New Feature: Alarm Auto-resolution
We’d like to announce a new PagerDuty feature: auto-resolution of alarms. Auto-resolution is a setting on the PagerDuty alarms; if enabled, an alarm will automatically resolve itself after a specified amount of time.
Alarm auto-resolution is an important safety mechanism in case you forget an alarm in the Triggered state. This all makes perfect sense if you understand how the PagerDuty alarms work.
Alarms in PagerDuty are stateful. Each alarm starts out in the Idle state. Upon receiving a trigger email, the alarm transitions to the Triggered state and begins to alert your team based on the rules specified by the alarm’s alarm group. However, if an already Triggered alarm receives additional trigger emails, it logs them but *does not re-start the alerting process*. This can be dangerous, as I’ll explain below.
In the normal case, an alarm is triggered and notifies the person on-call. That person receives the phone/SMS/email alert, fixes the problem and resolves the alarm. In some cases, the person on-call does not receive the alert (this can happen if your cell runs out of batteries, or has no reception, or you forget your phone in another room and go to sleep). In these cases, the alarm is automatically escalated to a secondary person, who then picks up the alert and resolves the alarm. It’s also possible (and this has happened a few times to some of our customers) that an alarm triggers and contacts all of the people in the escalation chain, but nobody picks it up.

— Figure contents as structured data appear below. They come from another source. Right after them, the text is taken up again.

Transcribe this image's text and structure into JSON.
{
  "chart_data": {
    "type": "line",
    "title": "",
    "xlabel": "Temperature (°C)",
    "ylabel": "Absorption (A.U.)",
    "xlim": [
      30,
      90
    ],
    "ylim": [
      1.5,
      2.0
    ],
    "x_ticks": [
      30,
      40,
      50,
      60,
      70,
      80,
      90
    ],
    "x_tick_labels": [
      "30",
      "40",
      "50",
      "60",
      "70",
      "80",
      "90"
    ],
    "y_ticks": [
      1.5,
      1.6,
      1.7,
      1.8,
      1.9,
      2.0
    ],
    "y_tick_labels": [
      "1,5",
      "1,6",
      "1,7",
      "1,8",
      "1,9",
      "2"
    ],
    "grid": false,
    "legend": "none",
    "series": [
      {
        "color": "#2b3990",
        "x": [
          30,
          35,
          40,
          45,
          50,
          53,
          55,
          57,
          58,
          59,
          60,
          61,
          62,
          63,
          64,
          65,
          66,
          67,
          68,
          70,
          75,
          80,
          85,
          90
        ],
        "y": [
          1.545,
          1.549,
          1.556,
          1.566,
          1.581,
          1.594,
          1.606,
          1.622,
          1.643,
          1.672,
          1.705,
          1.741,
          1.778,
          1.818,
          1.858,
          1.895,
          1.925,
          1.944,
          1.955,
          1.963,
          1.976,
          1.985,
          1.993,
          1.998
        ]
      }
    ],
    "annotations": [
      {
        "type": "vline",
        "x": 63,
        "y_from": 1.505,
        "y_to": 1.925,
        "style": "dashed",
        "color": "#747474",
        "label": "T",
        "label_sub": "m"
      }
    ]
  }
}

When an alarm runs out of people to notify, it stays in the Triggered state until someone resolves it. This is a dangerous state for an alarm to be in, because, as I mentioned above, any trigger emails to the alarm will not restart the alerting process. The alarm must be explicitly resolved to re-enable alerting.
This is where auto-resolution comes in. We strongly recommend you turn it on for all of your alarms. Here’s how to enable auto-resolution for an alarm:
- Click on the Alarms tab, and click one of your alarms.
- Near the top of the page, you’ll see “Auto resolve”. Click “change”.
- Set the amount of time after which the alarm is auto-resolved. This should be set according to the amount of time an alarm would take to run out of people to notify (as specified by the rules set in your alarm group).